Gravação do podcast Flow, com o youtuber Monark (no canto esq. superior) e o deputado Kim Kataguiri (no canto dir. superior).| Foto: Reprodução/YouTube

A liberdade de expressão é absoluta ou tem limites? Uma democracia que preze pela liberdade de expressão é obrigada a permitir discursos que neguem a própria democracia? Questões como essas voltaram à tona depois que, durante o programa de segunda-feira, dia 7, do podcast Flow, o apresentador Bruno Monteiro Aiub (conhecido como “Monark”) e o deputado federal Kim Kataguiri (DEM-SP) trataram da criação de um partido nazista no Brasil e defenderam que nazistas tivessem a liberdade de expor suas ideias. Inúmeros convidados de programas anteriores pediram que suas participações fossem retiradas dos arquivos do podcast, patrocinadores cancelaram contratos, Monark acabou demitido do Flow, a Procuradoria-Geral da República iniciou investigação para apurar um possível crime de apologia ao nazismo e Kataguiri é alvo de pedidos de cassação na Câmara.

Algumas das respostas ao que foi dito no podcast demonstram à perfeição o clima de histeria coletiva que está tomando conta do debate público nacional, movido a reações destemperadas e campanhas de cancelamento. Afinal, não houve, durante o podcast, uma defesa do nazismo em si. Não estava em jogo, ali, uma suposta bondade ou maldade do ideário de Hitler – afinal, o caráter evidentemente nefasto do nazismo já era pressuposto na conversa; a discussão não era essa, mas sobre os melhores meios para se combater ideias como as nazistas. Foi neste sentido que Kataguiri, deixando claro seu repúdio pelo nazismo, afirmou que, para ele, a sua criminalização na Alemanha havia sido um erro, porque os nazistas deveriam ser combatidos não pela lei, mas pelo debate aberto: “a melhor maneira de você reprimir uma ideia é (…) dando luz àquela ideia, para ela ser rechaçada socialmente e então socialmente rejeitada”, afirmou.

Acreditar que uma ideia errônea – por mais nefasta que seja, como o é o nazismo – deva ser combatida não pela proibição legal, mas pelo debate racional é algo perfeitamente legítimo. Faz parte do debate teórico sobre a liberdade de expressão

Ora, acreditar que uma ideia errônea – por mais nefasta que seja, como o é o nazismo – deva ser combatida não pela proibição legal, mas pelo debate racional é algo perfeitamente legítimo. Faz parte do debate teórico sobre a liberdade de expressão e, como veremos mais adiante, cabeças brilhantes já se dispuseram a examinar a questão, oferecendo várias respostas. Que alguém encontre aí qualquer sinal de apologia ao nazismo demonstra, no mínimo, uma incapacidade extrema de compreensão do que está sendo proposto, quando não a má-fé de uma distorção intencional com finalidades as mais diversas, da sinalização da própria virtude à busca da eliminação de um adversário político-ideológico.

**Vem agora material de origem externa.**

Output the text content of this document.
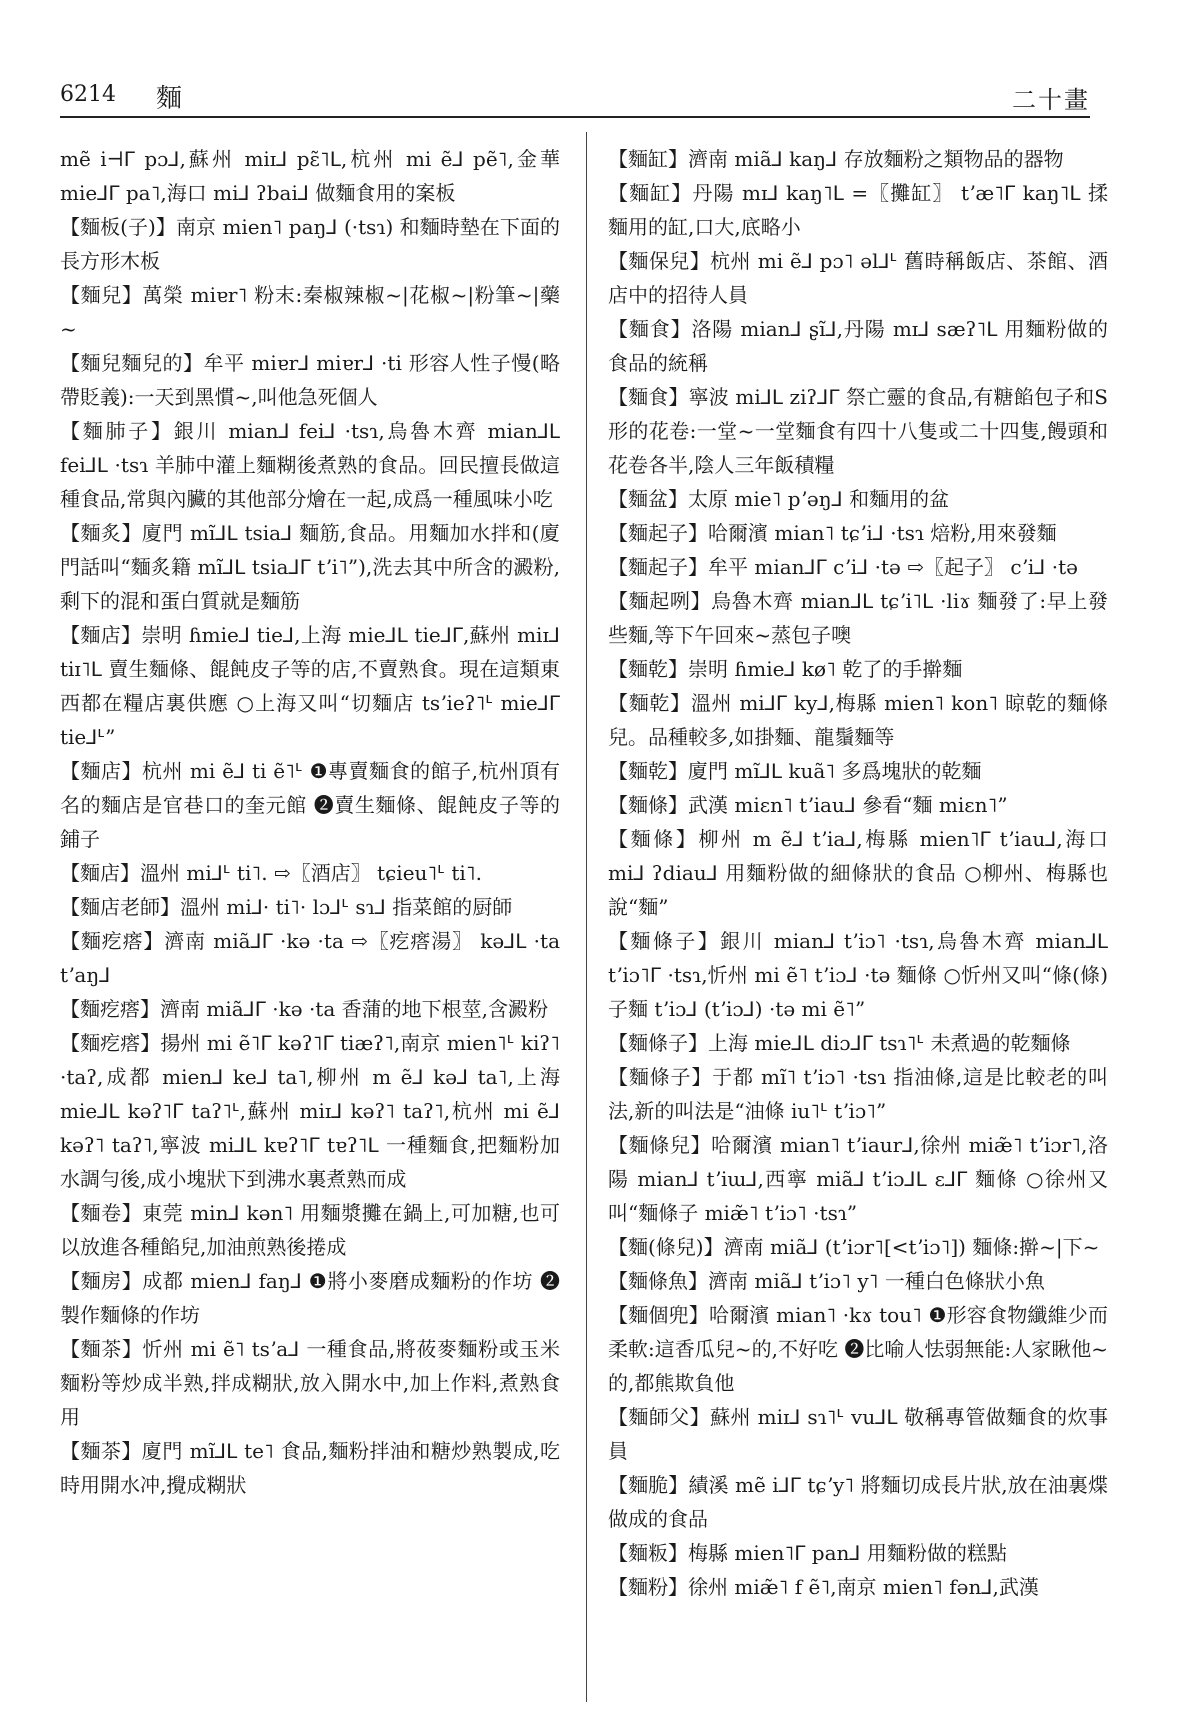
6214 麵	二十畫

mẽ i⊣ᒥ pɔ⅃,蘇州 miɪ⅃ pɛ̃˥ᒪ,杭州 mi ẽ⅃ pẽ˥,金華 mie⅃ᒥ pa˥,海口 mi⅃ ʔbai⅃ 做麵食用的案板

【麵板(子)】南京 mien˥ paŋ⅃ (·tsɿ) 和麵時墊在下面的長方形木板

【麵兒】萬榮 miɐr˥ 粉末:秦椒辣椒~|花椒~|粉筆~|藥~

【麵兒麵兒的】牟平 miɐr⅃ miɐr⅃ ·ti 形容人性子慢(略帶貶義):一天到黑慣~,叫他急死個人

【麵肺子】銀川 mian⅃ fei⅃ ·tsɿ,烏魯木齊 mian⅃ᒪ fei⅃ᒪ ·tsɿ 羊肺中灌上麵糊後煮熟的食品。回民擅長做這種食品,常與內臟的其他部分燴在一起,成爲一種風味小吃

【麵炙】廈門 mĩ⅃ᒪ tsia⅃ 麵筋,食品。用麵加水拌和(廈門話叫“麵炙籍 mĩ⅃ᒪ tsia⅃ᒥ tʼi˥”),洗去其中所含的澱粉,剩下的混和蛋白質就是麵筋

【麵店】崇明 ɦmie⅃ tie⅃,上海 mie⅃ᒪ tie⅃ᒥ,蘇州 miɪ⅃ tiɪ˥ᒪ 賣生麵條、餛飩皮子等的店,不賣熟食。現在這類東西都在糧店裏供應 ○上海又叫“切麵店 tsʼieʔ˥ᒻ mie⅃ᒥ tie⅃ᒻ”

【麵店】杭州 mi ẽ⅃ ti ẽ˥ᒻ ❶專賣麵食的館子,杭州頂有名的麵店是官巷口的奎元館 ❷賣生麵條、餛飩皮子等的鋪子

【麵店】溫州 mi⅃ᒻ ti˥. ⇨〖酒店〗 tɕieu˥ᒻ ti˥.

【麵店老師】溫州 mi⅃· ti˥· lɔ⅃ᒻ sɿ⅃ 指菜館的厨師

【麵疙瘩】濟南 miã⅃ᒥ ·kə ·ta ⇨〖疙瘩湯〗 kə⅃ᒪ ·ta tʼaŋ⅃

【麵疙瘩】濟南 miã⅃ᒥ ·kə ·ta 香蒲的地下根莖,含澱粉

【麵疙瘩】揚州 mi ẽ˥ᒥ kəʔ˥ᒥ tiæʔ˥,南京 mien˥ᒻ kiʔ˥ ·taʔ,成都 mien⅃ ke⅃ ta˥,柳州 m ẽ⅃ kə⅃ ta˥,上海 mie⅃ᒪ kəʔ˥ᒥ taʔ˥ᒻ,蘇州 miɪ⅃ kəʔ˥ taʔ˥,杭州 mi ẽ⅃ kəʔ˥ taʔ˥,寧波 mi⅃ᒪ kɐʔ˥ᒥ tɐʔ˥ᒪ 一種麵食,把麵粉加水調勻後,成小塊狀下到沸水裏煮熟而成

【麵卷】東莞 min⅃ kən˥ 用麵漿攤在鍋上,可加糖,也可以放進各種餡兒,加油煎熟後捲成

【麵房】成都 mien⅃ faŋ⅃ ❶將小麥磨成麵粉的作坊 ❷製作麵條的作坊

【麵茶】忻州 mi ẽ˥ tsʼa⅃ 一種食品,將莜麥麵粉或玉米麵粉等炒成半熟,拌成糊狀,放入開水中,加上作料,煮熟食用

【麵茶】廈門 mĩ⅃ᒪ te˥ 食品,麵粉拌油和糖炒熟製成,吃時用開水冲,攪成糊狀

【麵缸】濟南 miã⅃ kaŋ⅃ 存放麵粉之類物品的器物

【麵缸】丹陽 mɪ⅃ kaŋ˥ᒪ =〖攤缸〗 tʼæ˥ᒥ kaŋ˥ᒪ 揉麵用的缸,口大,底略小

【麵保兒】杭州 mi ẽ⅃ pɔ˥ əl⅃ᒻ 舊時稱飯店、茶館、酒店中的招待人員

【麵食】洛陽 mian⅃ ʂĩ⅃,丹陽 mɪ⅃ sæʔ˥ᒪ 用麵粉做的食品的統稱

【麵食】寧波 mi⅃ᒪ ziʔ⅃ᒥ 祭亡靈的食品,有糖餡包子和S形的花卷:一堂~一堂麵食有四十八隻或二十四隻,饅頭和花卷各半,陰人三年飯積糧

【麵盆】太原 mie˥ pʼəŋ⅃ 和麵用的盆

【麵起子】哈爾濱 mian˥ tɕʼi⅃ ·tsɿ 焙粉,用來發麵

【麵起子】牟平 mian⅃ᒥ cʼi⅃ ·tə ⇨〖起子〗 cʼi⅃ ·tə

【麵起咧】烏魯木齊 mian⅃ᒪ tɕʼi˥ᒪ ·liɤ 麵發了:早上發些麵,等下午回來~蒸包子噢

【麵乾】崇明 ɦmie⅃ kø˥ 乾了的手擀麵

【麵乾】溫州 mi⅃ᒥ ky⅃,梅縣 mien˥ kon˥ 晾乾的麵條兒。品種較多,如掛麵、龍鬚麵等

【麵乾】廈門 mĩ⅃ᒪ kuã˥ 多爲塊狀的乾麵

【麵條】武漢 miɛn˥ tʼiau⅃ 參看“麵 miɛn˥”

【麵條】柳州 m ẽ⅃ tʼia⅃,梅縣 mien˥ᒥ tʼiau⅃,海口 mi⅃ ʔdiau⅃ 用麵粉做的細條狀的食品 ○柳州、梅縣也說“麵”

【麵條子】銀川 mian⅃ tʼiɔ˥ ·tsɿ,烏魯木齊 mian⅃ᒪ tʼiɔ˥ᒥ ·tsɿ,忻州 mi ẽ˥ tʼiɔ⅃ ·tə 麵條 ○忻州又叫“條(條)子麵 tʼiɔ⅃ (tʼiɔ⅃) ·tə mi ẽ˥”

【麵條子】上海 mie⅃ᒪ diɔ⅃ᒥ tsɿ˥ᒻ 未煮過的乾麵條

【麵條子】于都 mĩ˥ tʼiɔ˥ ·tsɿ 指油條,這是比較老的叫法,新的叫法是“油條 iu˥ᒻ tʼiɔ˥”

【麵條兒】哈爾濱 mian˥ tʼiaur⅃,徐州 miæ̃˥ tʼiɔr˥,洛陽 mian⅃ tʼiɯ⅃,西寧 miã⅃ tʼiɔ⅃ᒪ ɛ⅃ᒥ 麵條 ○徐州又叫“麵條子 miæ̃˥ tʼiɔ˥ ·tsɿ”

【麵(條兒)】濟南 miã⅃ (tʼiɔr˥[<tʼiɔ˥]) 麵條:擀~|下~

【麵條魚】濟南 miã⅃ tʼiɔ˥ y˥ 一種白色條狀小魚

【麵個兜】哈爾濱 mian˥ ·kɤ tou˥ ❶形容食物纖維少而柔軟:這香瓜兒~的,不好吃 ❷比喻人怯弱無能:人家瞅他~的,都熊欺負他

【麵師父】蘇州 miɪ⅃ sɿ˥ᒻ vu⅃ᒪ 敬稱專管做麵食的炊事員

【麵脆】績溪 mẽ i⅃ᒥ tɕʼy˥ 將麵切成長片狀,放在油裏煠做成的食品

【麵粄】梅縣 mien˥ᒥ pan⅃ 用麵粉做的糕點

【麵粉】徐州 miæ̃˥ f ẽ˥,南京 mien˥ fən⅃,武漢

Ainda mais grave é que o aparato persecutório do Estado seja acionado com base em um equívoco tão básico, por meio da PGR. A legislação brasileira, é certo, criminaliza a defesa do nazismo, mas, por outro lado, a melhor doutrina sobre a liberdade de expressão continua entendendo que “não constituem abusos no exercício da liberdade de manifestação do pensamento e de informação (…) a crítica às leis e a demonstração de sua inconveniência ou inoportunidade”, por mais que esta formulação específica tenha sido derrubada em 2009, quando o Supremo revogou toda a Lei de Imprensa. Assim, simplesmente afirmar que o ordenamento jurídico brasileiro estaria errado ao criminalizar o nazismo (Kataguiri se referiu à Alemanha, mas a inferência é óbvia) não equivale, nem de longe, a defender o nazismo. Um paralelo óbvio, e que já foi feito até mesmo por esta Gazeta, pode ser estabelecido com a Marcha da Maconha: afirmar que a atual lei de drogas brasileira é equivocada e pedir a liberação da maconha é perfeitamente legal; o crime estaria em incentivar, por exemplo, o comércio e uso de drogas com a lei atual em vigor.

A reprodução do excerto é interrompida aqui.